Gela Vasadze provides an analysis of the recent months’ political protests in Armenia. The protests against the incumbent government of Nikol Pashinyan were caused by the loss of Nagorno Karabakh in 2023, and the immediate reason is the recent decision to hand over the four deserted villages to Azerbaijan. Vasadze highlights the importance of miatsum (the idea of a “unification” between Armenia and Karabakh) for the political platforms of the worldwide Armenian diaspora and the role of the Armenian Apostolic Church in the diasporic structures. The protest leader, Archbishop Bagrat of the Diocese of Tavush, has close ties to the former Karabakh authorities. The current protest wave resembles the rallies of 2018 that brought Nikol Pashinyan, the incumbent PM, to power. However, Archbishop Bagrat and his allies have no positive agenda, they rely only on the (understandable) negative emotions and ressentiment, while the physical impossibility of “returning” Karabakh is evident.
Velvl Chernin discusses the differences between the ethnopolitical situations in Abkhazia and South Ossetia and the perspectives for the peaceful reintegration of these occupied territories into Georgia. Rumors circulate in the regional capitals about the Georgian leadership’s turn towards Russia and promotion of the law “On Transparency of Foreign Influence” being possibly a “payment for the ‘surrender’ of Abkhazia and South Ossetia”. However, Abkhazia has a long tradition of statehood and the mournful experience of ethnic cleansing of the local Georgians (which “allowed” to increase the share of Abkhazians in the region’s population from 18 percent in 1989 to 51 percent in 2016). Also, the Abkhazian diaspora in Turkey might serve as a potential demographic resource. In contrast, Ossetians came to the Georgian lands only in the late Middle Ages and settled among the Georgians. No ethnic cleansing took place in South Ossetia, and before the Russian aggression of 2008, Georgian schools were functioning there. The population of the self-proclaimed republic is very small, just 53,000 (2016; compared to 98,500 in 1989). Taking all the above into account, Chernin concludes that, if peaceful reintegration of South Ossetia into “Georgia proper” is possible, for Abkhazia it might prove extremely problematic because of the specifics of “national consciousness and heavy memories of the 1992-1993 war.”
Konstantin Pakhalyuk presented his vision of the rhetorical escalation undertaken by the French authorities concerning the potential involvement of France in the Russian-Ukrainian war. While admitting the role of President Macron’s possible personal ressentiment over the failed pre-war negotiating attempts and the necessity to somehow cover up for the fact of the comparatively low French investments in support for Ukraine, Pakhalyuk points to more strategic goals France might envision at the moment. The French authorities are now one of the main discursive drivers behind the idea of the “strategic autonomy of Europe,” “securitization of democracy,” and the development of the European defense industry.

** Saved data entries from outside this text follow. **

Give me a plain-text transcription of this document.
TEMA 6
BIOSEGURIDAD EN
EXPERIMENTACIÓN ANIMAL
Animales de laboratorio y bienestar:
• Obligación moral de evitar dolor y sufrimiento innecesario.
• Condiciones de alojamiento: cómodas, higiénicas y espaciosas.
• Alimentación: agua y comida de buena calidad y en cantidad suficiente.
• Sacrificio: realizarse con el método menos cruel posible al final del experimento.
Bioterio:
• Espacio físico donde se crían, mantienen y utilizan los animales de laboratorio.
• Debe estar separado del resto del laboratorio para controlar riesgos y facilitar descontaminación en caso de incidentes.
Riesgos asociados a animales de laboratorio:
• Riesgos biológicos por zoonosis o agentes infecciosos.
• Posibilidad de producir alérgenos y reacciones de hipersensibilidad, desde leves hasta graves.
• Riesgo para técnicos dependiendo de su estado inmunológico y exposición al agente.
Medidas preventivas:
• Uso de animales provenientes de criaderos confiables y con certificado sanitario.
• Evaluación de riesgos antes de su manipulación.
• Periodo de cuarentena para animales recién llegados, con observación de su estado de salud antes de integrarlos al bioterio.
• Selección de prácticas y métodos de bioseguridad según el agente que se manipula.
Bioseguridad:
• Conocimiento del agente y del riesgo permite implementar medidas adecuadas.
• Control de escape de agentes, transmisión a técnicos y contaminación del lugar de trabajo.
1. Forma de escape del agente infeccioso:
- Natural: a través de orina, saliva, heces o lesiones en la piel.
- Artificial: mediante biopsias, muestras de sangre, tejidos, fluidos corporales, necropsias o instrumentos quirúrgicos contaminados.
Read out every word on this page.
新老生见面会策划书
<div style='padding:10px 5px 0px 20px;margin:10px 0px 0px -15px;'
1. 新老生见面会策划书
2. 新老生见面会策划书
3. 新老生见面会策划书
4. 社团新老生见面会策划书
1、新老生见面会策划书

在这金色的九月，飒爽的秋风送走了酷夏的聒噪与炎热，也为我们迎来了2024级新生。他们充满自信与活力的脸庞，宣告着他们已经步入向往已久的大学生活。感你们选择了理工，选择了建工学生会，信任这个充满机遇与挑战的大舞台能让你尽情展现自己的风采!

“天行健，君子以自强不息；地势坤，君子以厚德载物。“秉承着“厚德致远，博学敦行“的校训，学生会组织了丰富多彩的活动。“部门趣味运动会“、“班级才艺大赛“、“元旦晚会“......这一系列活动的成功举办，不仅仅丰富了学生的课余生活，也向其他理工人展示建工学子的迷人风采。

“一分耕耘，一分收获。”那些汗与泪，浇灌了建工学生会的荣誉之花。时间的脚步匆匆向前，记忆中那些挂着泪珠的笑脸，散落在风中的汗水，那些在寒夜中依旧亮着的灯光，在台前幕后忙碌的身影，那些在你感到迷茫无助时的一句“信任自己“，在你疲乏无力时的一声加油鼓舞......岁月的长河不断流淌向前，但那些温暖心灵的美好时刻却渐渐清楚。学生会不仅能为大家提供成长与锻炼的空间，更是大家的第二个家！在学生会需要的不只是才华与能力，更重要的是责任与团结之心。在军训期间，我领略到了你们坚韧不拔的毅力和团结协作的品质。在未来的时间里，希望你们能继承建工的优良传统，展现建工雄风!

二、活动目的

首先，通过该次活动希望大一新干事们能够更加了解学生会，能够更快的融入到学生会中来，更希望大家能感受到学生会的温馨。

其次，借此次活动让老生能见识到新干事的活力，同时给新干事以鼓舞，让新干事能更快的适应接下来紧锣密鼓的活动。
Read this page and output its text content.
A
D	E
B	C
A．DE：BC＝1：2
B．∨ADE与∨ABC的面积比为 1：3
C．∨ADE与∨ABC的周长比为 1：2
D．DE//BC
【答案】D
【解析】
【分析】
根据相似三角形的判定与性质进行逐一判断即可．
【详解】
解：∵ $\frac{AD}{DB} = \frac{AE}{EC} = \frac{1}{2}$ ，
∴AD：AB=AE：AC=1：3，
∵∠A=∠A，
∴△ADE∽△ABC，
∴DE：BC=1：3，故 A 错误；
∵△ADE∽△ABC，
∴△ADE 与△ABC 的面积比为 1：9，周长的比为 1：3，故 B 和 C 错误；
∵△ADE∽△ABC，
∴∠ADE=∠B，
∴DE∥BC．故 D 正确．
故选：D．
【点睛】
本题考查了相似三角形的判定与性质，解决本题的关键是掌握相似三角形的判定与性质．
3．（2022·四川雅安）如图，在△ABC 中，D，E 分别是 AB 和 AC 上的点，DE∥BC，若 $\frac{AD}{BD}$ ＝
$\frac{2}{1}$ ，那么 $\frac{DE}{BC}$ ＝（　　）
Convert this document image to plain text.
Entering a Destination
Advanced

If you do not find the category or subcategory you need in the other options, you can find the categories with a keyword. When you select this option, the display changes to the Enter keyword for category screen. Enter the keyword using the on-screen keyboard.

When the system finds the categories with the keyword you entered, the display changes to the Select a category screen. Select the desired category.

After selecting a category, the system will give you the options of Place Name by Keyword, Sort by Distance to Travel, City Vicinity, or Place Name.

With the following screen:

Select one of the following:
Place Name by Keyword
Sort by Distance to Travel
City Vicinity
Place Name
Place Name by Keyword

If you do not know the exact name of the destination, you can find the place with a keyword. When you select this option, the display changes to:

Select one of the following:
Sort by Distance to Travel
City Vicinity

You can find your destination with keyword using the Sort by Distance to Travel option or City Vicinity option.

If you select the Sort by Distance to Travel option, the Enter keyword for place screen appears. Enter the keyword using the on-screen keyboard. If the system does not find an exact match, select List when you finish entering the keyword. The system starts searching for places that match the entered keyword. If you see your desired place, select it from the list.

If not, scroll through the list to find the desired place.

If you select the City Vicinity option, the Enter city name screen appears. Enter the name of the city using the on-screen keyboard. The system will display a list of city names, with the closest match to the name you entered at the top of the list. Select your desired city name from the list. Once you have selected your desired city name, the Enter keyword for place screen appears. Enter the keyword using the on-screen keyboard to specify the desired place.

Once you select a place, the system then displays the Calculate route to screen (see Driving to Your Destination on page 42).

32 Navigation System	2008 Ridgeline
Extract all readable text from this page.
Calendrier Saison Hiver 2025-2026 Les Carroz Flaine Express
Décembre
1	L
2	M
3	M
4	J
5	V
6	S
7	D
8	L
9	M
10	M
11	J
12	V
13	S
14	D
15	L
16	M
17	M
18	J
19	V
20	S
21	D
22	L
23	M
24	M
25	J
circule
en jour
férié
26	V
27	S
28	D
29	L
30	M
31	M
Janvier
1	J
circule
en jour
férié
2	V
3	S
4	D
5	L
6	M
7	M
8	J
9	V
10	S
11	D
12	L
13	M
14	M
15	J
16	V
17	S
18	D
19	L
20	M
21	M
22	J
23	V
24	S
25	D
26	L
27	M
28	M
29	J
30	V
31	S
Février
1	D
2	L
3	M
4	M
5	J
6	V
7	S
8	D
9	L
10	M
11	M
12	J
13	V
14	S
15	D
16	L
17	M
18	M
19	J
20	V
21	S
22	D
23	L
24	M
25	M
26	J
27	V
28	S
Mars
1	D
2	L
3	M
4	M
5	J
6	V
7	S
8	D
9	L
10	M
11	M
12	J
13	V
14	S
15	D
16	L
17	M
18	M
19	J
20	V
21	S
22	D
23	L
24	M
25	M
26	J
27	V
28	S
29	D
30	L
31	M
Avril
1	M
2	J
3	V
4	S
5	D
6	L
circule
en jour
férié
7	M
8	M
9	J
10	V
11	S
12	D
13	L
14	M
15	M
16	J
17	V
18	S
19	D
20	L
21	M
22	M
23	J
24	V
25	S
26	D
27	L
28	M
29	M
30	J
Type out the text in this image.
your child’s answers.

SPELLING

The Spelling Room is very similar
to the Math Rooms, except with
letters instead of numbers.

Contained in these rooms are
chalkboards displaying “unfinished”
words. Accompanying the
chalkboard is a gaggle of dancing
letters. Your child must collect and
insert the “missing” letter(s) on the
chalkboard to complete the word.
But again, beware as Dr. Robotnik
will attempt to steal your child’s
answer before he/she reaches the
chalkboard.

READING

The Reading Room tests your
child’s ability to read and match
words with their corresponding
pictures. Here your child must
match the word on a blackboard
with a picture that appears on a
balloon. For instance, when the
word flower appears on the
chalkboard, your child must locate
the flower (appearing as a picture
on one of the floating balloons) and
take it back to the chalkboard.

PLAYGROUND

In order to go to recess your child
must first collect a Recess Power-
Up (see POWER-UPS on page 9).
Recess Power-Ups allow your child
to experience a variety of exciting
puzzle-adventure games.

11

At the same time, the Fifth Republic tries to extend its geopolitical influence in the post-Soviet area, targeting mostly Armenia and Moldova by increasing bilateral military and economic ties.
Andrei Kazantsev-Vaisman and Ze’ev Khanin analyze the use of such terms as “genocide” and “Holocaust” by the Kremlin. “On the one hand, Russian authorities, in their rhetoric, actively support accusations against Israel of genocide in the context of the war in Gaza. (…) Primarily, Israel in this case plays the role of the ‘enemy image’, which helps Russia consolidate the ‘global South’ against the West (and Israel) and solve a number of instrumental tasks related to military actions in Ukraine. On the other hand, the Russian leadership is returning to the old Soviet rhetoric of ‘soft denial’ of the Holocaust basically with the same purpose. Therefore, the new concept of the ‘genocide of the Soviet people’ is introduced. Within its framework, the suffering of Jews during World War II is ‘dissolved’ in the general context of losses of citizens of the USSR.” The authors state that, following the tradition of Realpolitik, the Kremlin tries to preserve some elements of post-Soviet Russia’s image of a neutral power equally detached from both Israel and Palestinian groups. For this purpose, the Russian authorities still try to maintain a certain level of dialogue with Jerusalem. However, “the real opportunities for any deals between Moscow and Jerusalem are slim, while Russia continues to actively use the rhetoric of ‘genocide of Palestinians by Israel’ and elements of neo-Soviet soft Holocaust denial doctrine.”
Finally, on June 27th, 2024, the BESA Post-Soviet Conflicts Research Program organized a seminar titled “Vectors and Cleavages of Post-Soviet Conflict Dynamics”. A summary of the presentations may be found on the BESA website. And our Program will continue updating the readership on the most recent developments in the countries of the former Soviet region.